Bracketing Exposures Automatically on Canon Rebel T3 Series Cameras
Many photographers use a strategy called bracketing to ensure that at least one shot of a subject is properly exposed. They shoot the same subject multiple times, slightly varying the exposure settings for each image. To make bracketing easy, your Canon Rebel T3 or T3i offers automatic exposure bracketing (AEB). When you enable this feature, your only job is to press the shutter button to record the shots; the camera automatically adjusts the exposure settings between each image.
Aside from cover-your, uh, “bases” shooting, bracketing is useful for HDR imaging. HDR stands for high dynamic range, with dynamic range referring to the spectrum of brightness values in a photograph. The idea behind HDR is to capture the same shot multiple times, using different exposure settings for each image. You then use special imaging software, called tone mapping software, to combine the exposures in a way that uses specific brightness values from each shot. By using this process, you get a shot that contains more detail in both the highlights and shadows than a camera could ever record in a single image.

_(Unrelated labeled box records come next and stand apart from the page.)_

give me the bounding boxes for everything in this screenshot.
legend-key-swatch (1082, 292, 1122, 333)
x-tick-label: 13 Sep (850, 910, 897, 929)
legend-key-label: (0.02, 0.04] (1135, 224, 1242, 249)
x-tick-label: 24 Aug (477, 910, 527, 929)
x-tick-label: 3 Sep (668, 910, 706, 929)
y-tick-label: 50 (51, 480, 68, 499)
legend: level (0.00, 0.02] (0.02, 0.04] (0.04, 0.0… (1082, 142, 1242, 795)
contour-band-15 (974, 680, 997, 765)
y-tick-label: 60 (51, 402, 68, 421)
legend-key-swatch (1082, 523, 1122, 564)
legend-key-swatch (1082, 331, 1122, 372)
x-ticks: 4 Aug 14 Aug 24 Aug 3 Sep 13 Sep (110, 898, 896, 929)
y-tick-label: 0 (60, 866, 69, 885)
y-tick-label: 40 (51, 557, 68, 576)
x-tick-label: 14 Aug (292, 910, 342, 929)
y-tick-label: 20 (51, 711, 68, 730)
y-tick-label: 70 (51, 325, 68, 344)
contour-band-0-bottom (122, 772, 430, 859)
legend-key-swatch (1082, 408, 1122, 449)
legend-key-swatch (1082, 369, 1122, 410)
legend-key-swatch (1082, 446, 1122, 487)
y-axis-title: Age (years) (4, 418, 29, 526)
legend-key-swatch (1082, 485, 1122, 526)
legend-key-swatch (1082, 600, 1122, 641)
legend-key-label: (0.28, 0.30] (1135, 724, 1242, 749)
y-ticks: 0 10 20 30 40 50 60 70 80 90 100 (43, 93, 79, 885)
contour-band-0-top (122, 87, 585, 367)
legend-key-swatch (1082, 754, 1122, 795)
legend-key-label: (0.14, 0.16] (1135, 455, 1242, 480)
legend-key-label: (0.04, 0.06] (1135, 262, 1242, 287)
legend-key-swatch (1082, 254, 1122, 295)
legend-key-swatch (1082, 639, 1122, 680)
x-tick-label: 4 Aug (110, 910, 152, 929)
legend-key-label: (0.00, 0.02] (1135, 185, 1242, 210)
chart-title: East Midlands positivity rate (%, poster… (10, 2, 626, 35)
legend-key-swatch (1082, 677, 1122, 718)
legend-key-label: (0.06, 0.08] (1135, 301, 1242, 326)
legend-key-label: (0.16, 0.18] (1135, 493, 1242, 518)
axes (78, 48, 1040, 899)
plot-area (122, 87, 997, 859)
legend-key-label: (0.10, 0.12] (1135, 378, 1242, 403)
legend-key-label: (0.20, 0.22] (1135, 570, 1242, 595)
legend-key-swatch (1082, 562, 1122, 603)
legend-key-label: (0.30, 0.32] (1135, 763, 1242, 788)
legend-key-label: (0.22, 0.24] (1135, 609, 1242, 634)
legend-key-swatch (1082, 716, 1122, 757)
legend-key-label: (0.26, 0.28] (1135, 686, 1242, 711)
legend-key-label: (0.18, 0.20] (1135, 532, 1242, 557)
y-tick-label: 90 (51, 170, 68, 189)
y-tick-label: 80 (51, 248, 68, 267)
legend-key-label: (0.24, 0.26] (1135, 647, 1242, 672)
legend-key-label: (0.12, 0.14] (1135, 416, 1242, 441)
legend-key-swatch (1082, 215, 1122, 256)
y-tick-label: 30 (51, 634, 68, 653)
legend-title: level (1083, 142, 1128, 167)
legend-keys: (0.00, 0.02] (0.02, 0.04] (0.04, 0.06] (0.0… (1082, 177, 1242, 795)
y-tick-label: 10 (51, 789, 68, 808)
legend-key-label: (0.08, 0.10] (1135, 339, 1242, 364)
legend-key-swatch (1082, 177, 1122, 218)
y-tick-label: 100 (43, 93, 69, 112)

When applied to its extreme limits, HDR produces images that have something of a graphic-novel look.
Whether you’re interested in automatic exposure bracketing for HDR or just want to give yourself an exposure safety net, keep these points in mind:
Exposure mode: AEB is available only in the P, Tv, Av, M, and A-DEP exposure modes.
Flash: AEB isn’t available when you use flash. You can still bracket your shots — you just have to change the exposure settings between frames yourself.
Bracketing amount: You can request an exposure change of up to two stops from the auto bracketing system.
Exposure Compensation: You can combine AEB with Exposure Compensation if you want. The camera simply applies the compensation amount when it calculates the exposure for the three bracketed images.
Auto Lighting Optimizer: Because that feature is designed to automatically adjust images that are underexposed or lacking in contrast, it can render AEB ineffective. So it’s best to disable the feature when bracketing.